Juan Domingo Perón falleció el lunes 1º de julio de 1974 a las 13 y 10 horas. Todos los argentinos estaban expectantes esperando el inevitable desenlace pues su salud se había deteriorado gravemente.
Una hora después la voz de Isabel Perón era amplificada por la cadena nacional anunciando su muerte. Todos los argentinos esperaban el anuncio de una desgracia que sabían irreparable.
Cuando Perón manifestó su voluntad de retornar definitivamente al país tras su largo exilio, sus médicos trataron de disuadirlo pues la dinámica y las tensiones provocadas por la situación política acelerarían su final. A pesar de ello, decidió marchar inexorablemente a su destino, sin vacilaciones, sabiendo que así se anticiparía su muerte.
Desde la vuelta en noviembre de 1972 hasta su última aparición pública el 12 de junio de 1974 el general controlaba los acontecimientos con dificultades pues la interna del peronismo era una olla a presión que estaba por reventar. Pero lo cierto es que aún así ejercía la conducción sobre el conjunto y era el único que podía garantizar que el proceso político inaugurado dos años antes no fuera un caos ingobernable.
Su muerte provocó en la mayoría del pueblo un sentimiento de tristeza y desazón por la desaparición de su líder, del hombre que nunca los había defraudado, que siempre antepuso el interés del pueblo a su interés personal.
Para los no peronistas su muerte provocó inquietud y temor pues el momento político era, probablemente, el más complejo de toda la historia argentina. La violencia política era el clima cotidiano. Y también ellos sabían o percibían que solo el General podía controlar los desbordes que se sucedían día a día.
Del lunes al viernes el país quedó paralizado. Una sensación de vacío y desconcierto por lo que vendría se instaló en el alma de las mayorías populares.
La coyuntura política al tiempo de su muerte era compleja pero manejable. La mayoría de los partidos políticos, aunque con reparos, acompañaban al gobierno, la economía estaba en crecimiento, aunque ya los grandes conglomerados económicos comenzaban a llevar adelante acciones para desestabilizarla como el desabastecimiento de mercaderías, la mayor parte del pueblo argentino lo apoyaba, y los choques con la izquierda peronista aunque crecían no habían llegado a un punto de no retorno.

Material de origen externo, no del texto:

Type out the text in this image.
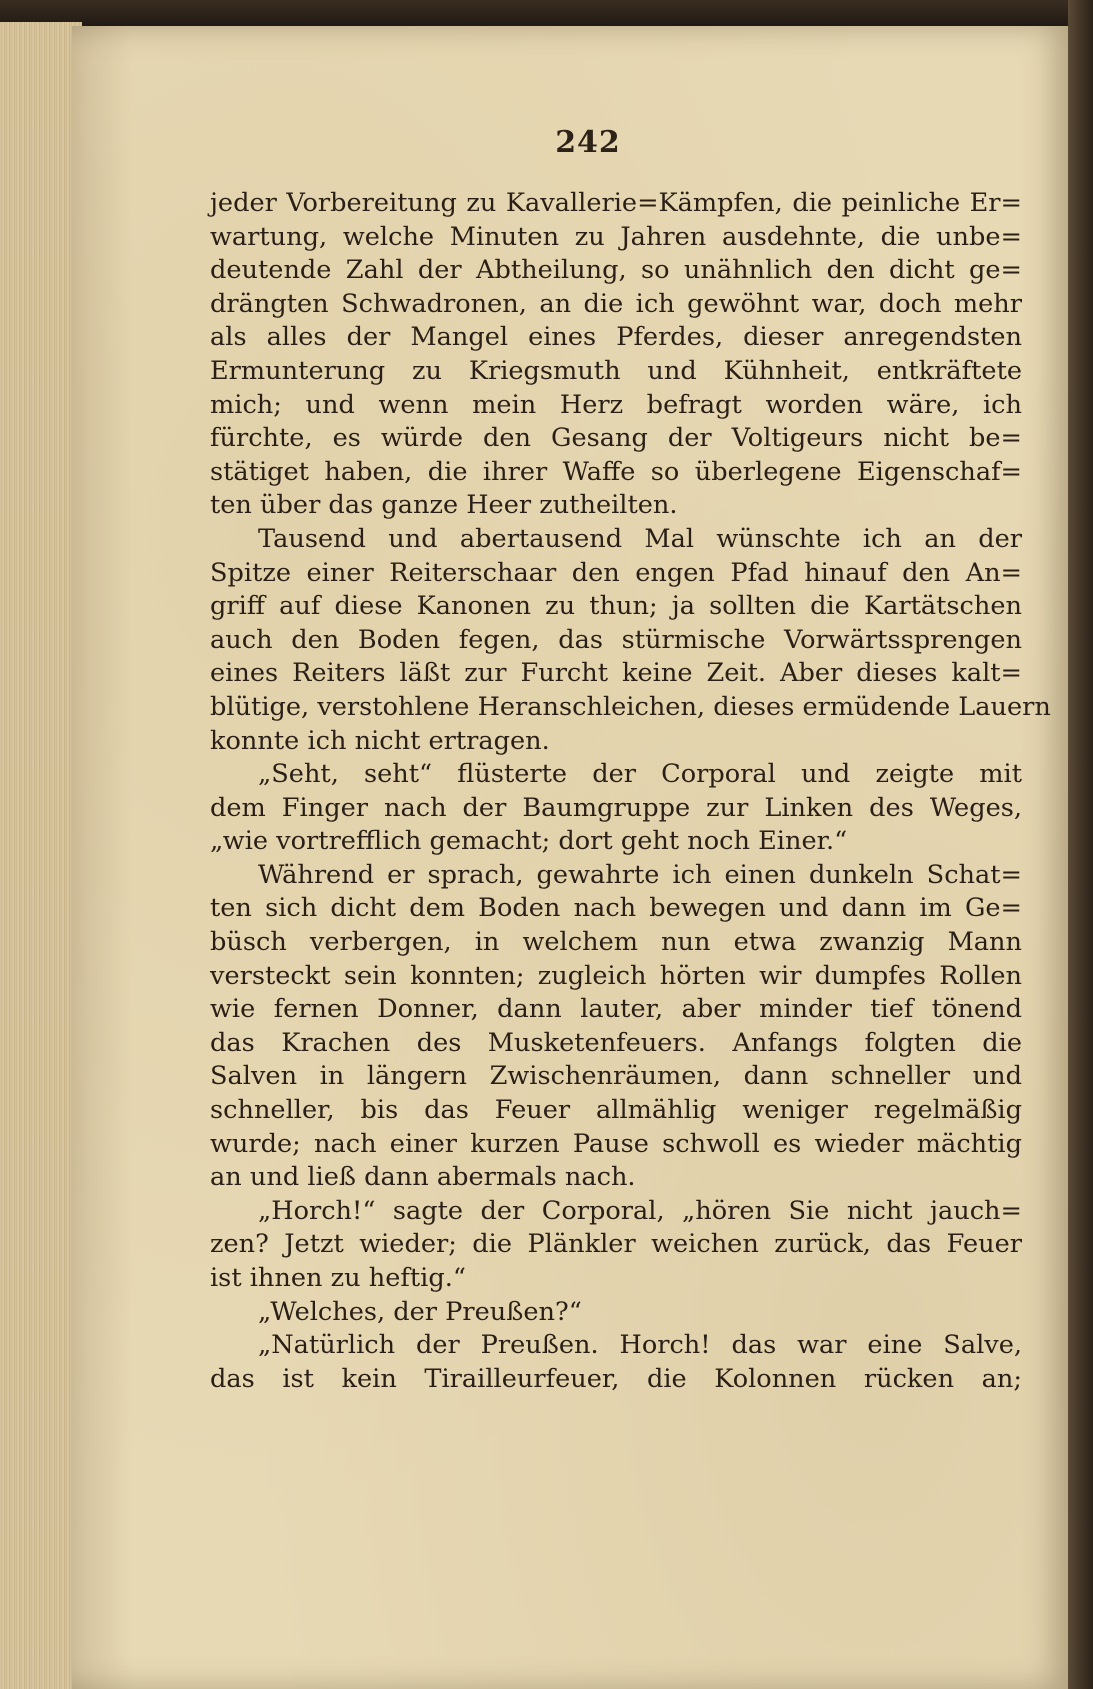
242
jeder Vorbereitung zu Kavallerie=Kämpfen, die peinliche Er=
wartung, welche Minuten zu Jahren ausdehnte, die unbe=
deutende Zahl der Abtheilung, so unähnlich den dicht ge=
drängten Schwadronen, an die ich gewöhnt war, doch mehr
als alles der Mangel eines Pferdes, dieser anregendsten
Ermunterung zu Kriegsmuth und Kühnheit, entkräftete
mich; und wenn mein Herz befragt worden wäre, ich
fürchte, es würde den Gesang der Voltigeurs nicht be=
stätiget haben, die ihrer Waffe so überlegene Eigenschaf=
ten über das ganze Heer zutheilten.
Tausend und abertausend Mal wünschte ich an der
Spitze einer Reiterschaar den engen Pfad hinauf den An=
griff auf diese Kanonen zu thun; ja sollten die Kartätschen
auch den Boden fegen, das stürmische Vorwärtssprengen
eines Reiters läßt zur Furcht keine Zeit. Aber dieses kalt=
blütige, verstohlene Heranschleichen, dieses ermüdende Lauern
konnte ich nicht ertragen.
„Seht, seht“ flüsterte der Corporal und zeigte mit
dem Finger nach der Baumgruppe zur Linken des Weges,
„wie vortrefflich gemacht; dort geht noch Einer.“
Während er sprach, gewahrte ich einen dunkeln Schat=
ten sich dicht dem Boden nach bewegen und dann im Ge=
büsch verbergen, in welchem nun etwa zwanzig Mann
versteckt sein konnten; zugleich hörten wir dumpfes Rollen
wie fernen Donner, dann lauter, aber minder tief tönend
das Krachen des Musketenfeuers. Anfangs folgten die
Salven in längern Zwischenräumen, dann schneller und
schneller, bis das Feuer allmählig weniger regelmäßig
wurde; nach einer kurzen Pause schwoll es wieder mächtig
an und ließ dann abermals nach.
„Horch!“ sagte der Corporal, „hören Sie nicht jauch=
zen? Jetzt wieder; die Plänkler weichen zurück, das Feuer
ist ihnen zu heftig.“
„Welches, der Preußen?“
„Natürlich der Preußen. Horch! das war eine Salve,
das ist kein Tirailleurfeuer, die Kolonnen rücken an;
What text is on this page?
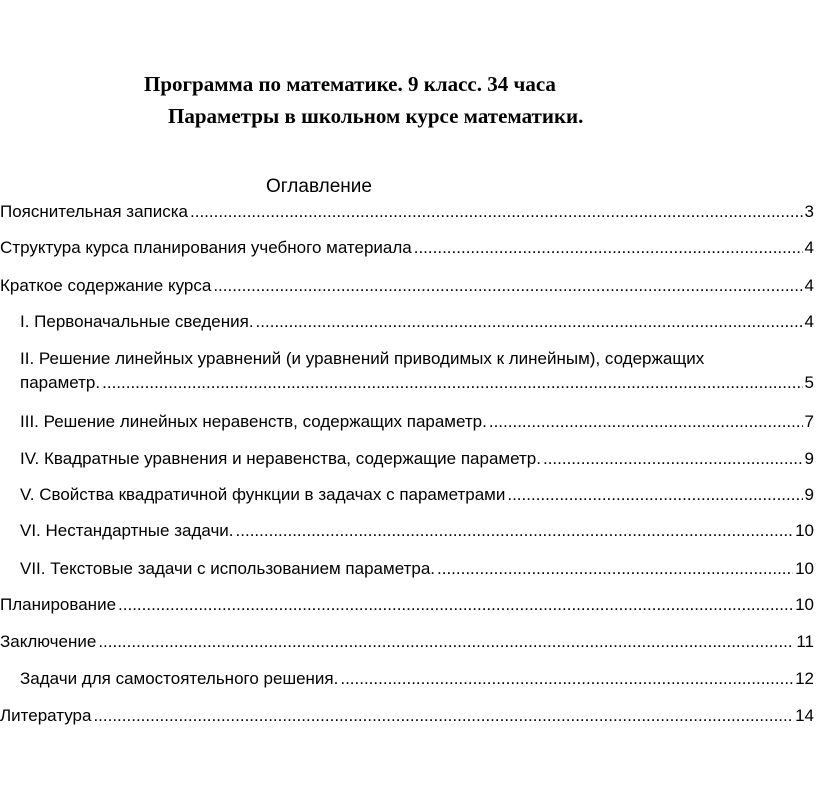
Программа по математике. 9 класс. 34 часа
Параметры в школьном курсе математики.
Оглавление
Пояснительная записка .....	3
Структура курса планирования учебного материала .....	4
Краткое содержание курса .....	4
I. Первоначальные сведения. .....	4
II. Решение линейных уравнений (и уравнений приводимых к линейным), содержащих
параметр. .....	5
III. Решение линейных неравенств, содержащих параметр. .....	7
IV. Квадратные уравнения и неравенства, содержащие параметр. .....	9
V. Свойства квадратичной функции в задачах с параметрами .....	9
VI. Нестандартные задачи. .....	10
VII. Текстовые задачи с использованием параметра. .....	10
Планирование .....	10
Заключение .....	11
Задачи для самостоятельного решения. .....	12
Литература .....	14
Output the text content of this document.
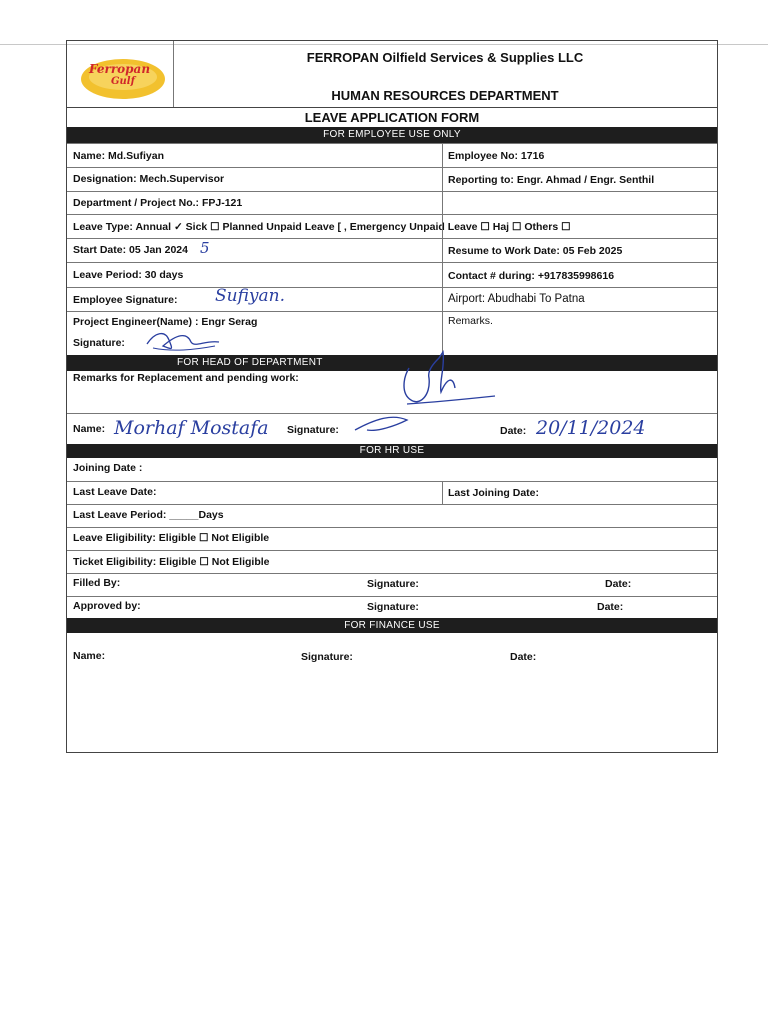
Ferropan
Gulf
FERROPAN Oilfield Services & Supplies LLC
HUMAN RESOURCES DEPARTMENT
LEAVE APPLICATION FORM
FOR EMPLOYEE USE ONLY
Name: Md.Sufiyan	Employee No: 1716
Designation: Mech.Supervisor	Reporting to: Engr. Ahmad / Engr. Senthil
Department / Project No.: FPJ-121
Leave Type: Annual ✓ Sick ☐ Planned Unpaid Leave [ , Emergency Unpaid Leave ☐ Haj ☐ Others ☐
Start Date: 05 Jan 2024 5	Resume to Work Date: 05 Feb 2025
Leave Period: 30 days	Contact # during: +917835998616
Employee Signature: Sufiyan.	Airport: Abudhabi To Patna
Project Engineer(Name) : Engr Serag	Remarks.
Signature:
FOR HEAD OF DEPARTMENT
Remarks for Replacement and pending work:
Name: Morhaf Mostafa Signature:	Date: 20/11/2024
FOR HR USE
Joining Date :
Last Leave Date:	Last Joining Date:
Last Leave Period: _____Days
Leave Eligibility: Eligible ☐ Not Eligible
Ticket Eligibility: Eligible ☐ Not Eligible
Filled By:	Signature:	Date:
Approved by:	Signature:	Date:
FOR FINANCE USE
Name:	Signature:	Date:
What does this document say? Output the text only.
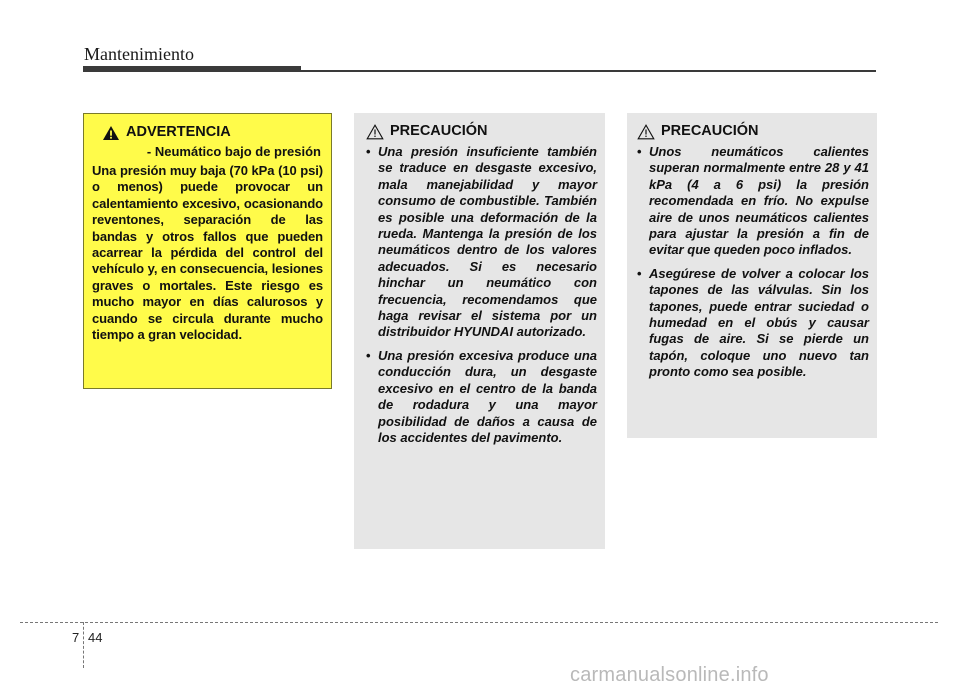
Mantenimiento
ADVERTENCIA
- Neumático bajo de presión
Una presión muy baja (70 kPa (10 psi) o menos) puede provocar un calentamiento excesivo, ocasionando reventones, separación de las bandas y otros fallos que pueden acarrear la pérdida del control del vehículo y, en consecuencia, lesiones graves o mortales. Este riesgo es mucho mayor en días calurosos y cuando se circula durante mucho tiempo a gran velocidad.
PRECAUCIÓN
• Una presión insuficiente también se traduce en desgaste excesivo, mala manejabilidad y mayor consumo de combustible. También es posible una deformación de la rueda. Mantenga la presión de los neumáticos dentro de los valores adecuados. Si es necesario hinchar un neumático con frecuencia, recomendamos que haga revisar el sistema por un distribuidor HYUNDAI autorizado.
• Una presión excesiva produce una conducción dura, un desgaste excesivo en el centro de la banda de rodadura y una mayor posibilidad de daños a causa de los accidentes del pavimento.
PRECAUCIÓN
• Unos neumáticos calientes superan normalmente entre 28 y 41 kPa (4 a 6 psi) la presión recomendada en frío. No expulse aire de unos neumáticos calientes para ajustar la presión a fin de evitar que queden poco inflados.
• Asegúrese de volver a colocar los tapones de las válvulas. Sin los tapones, puede entrar suciedad o humedad en el obús y causar fugas de aire. Si se pierde un tapón, coloque uno nuevo tan pronto como sea posible.
7 44
carmanualsonline.info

El gran problema estaba en el interior del peronismo. El pacto social que Perón había imaginado para salir del estancamiento económico y el consecuente acuerdo de precios comenzaba a desbaratarse por la puja entre sus dos principales actores: la Confederación General Económica, liderada por José B. Gelbard y Confederación General del Trabajo, a cargo en ese momento de Adelino Romero. Lo cierto es que estas dos columnas de la comunidad organizada, que Perón propusiera poco antes, comenzaron una irresponsable lucha que impidió un acuerdo estable y duradero.
En ese marco el clima político era sumamente volátil, contradictorio y confuso. Los aparatos internos del peronismo de izquierda y de derecha peleaban por imponer su supremacía. Esto desembocó en una conflictividad cuya expresión más notoria fue el enfrentamiento entre los distintos grupos guerrilleros, las fuerzas armadas y de seguridad y los grupos paramilitares.
Perón había triunfado en las elecciones llevadas a cabo el 23 de septiembre de 1973 obteniendo el 62% de los votos, una mayoría aplastante y excepcional, que presagiaba que podría manejar el complejo escenario político argentino.
Pero el tiempo no le alcanzó. El 18 de junio, un edema pulmonar lo postró en la cama de la que ya no volvería a levantarse.
Ese 1º de julio fue un día nublado, lejos de aquellas radiantes jornadas peronistas de antaño. El hombre que desde 1945 tenía un contrato tácito con el pueblo estaba a punto de dejarnos para siempre.
El pueblo argentino era consciente de lo que venía. No se engañaba. El vacío político era imposible de llenar. El sentimiento de orfandad se extendió como una mancha de aceite.
Los demonios, por fin estaban desatados y ya nadie podría controlarlos.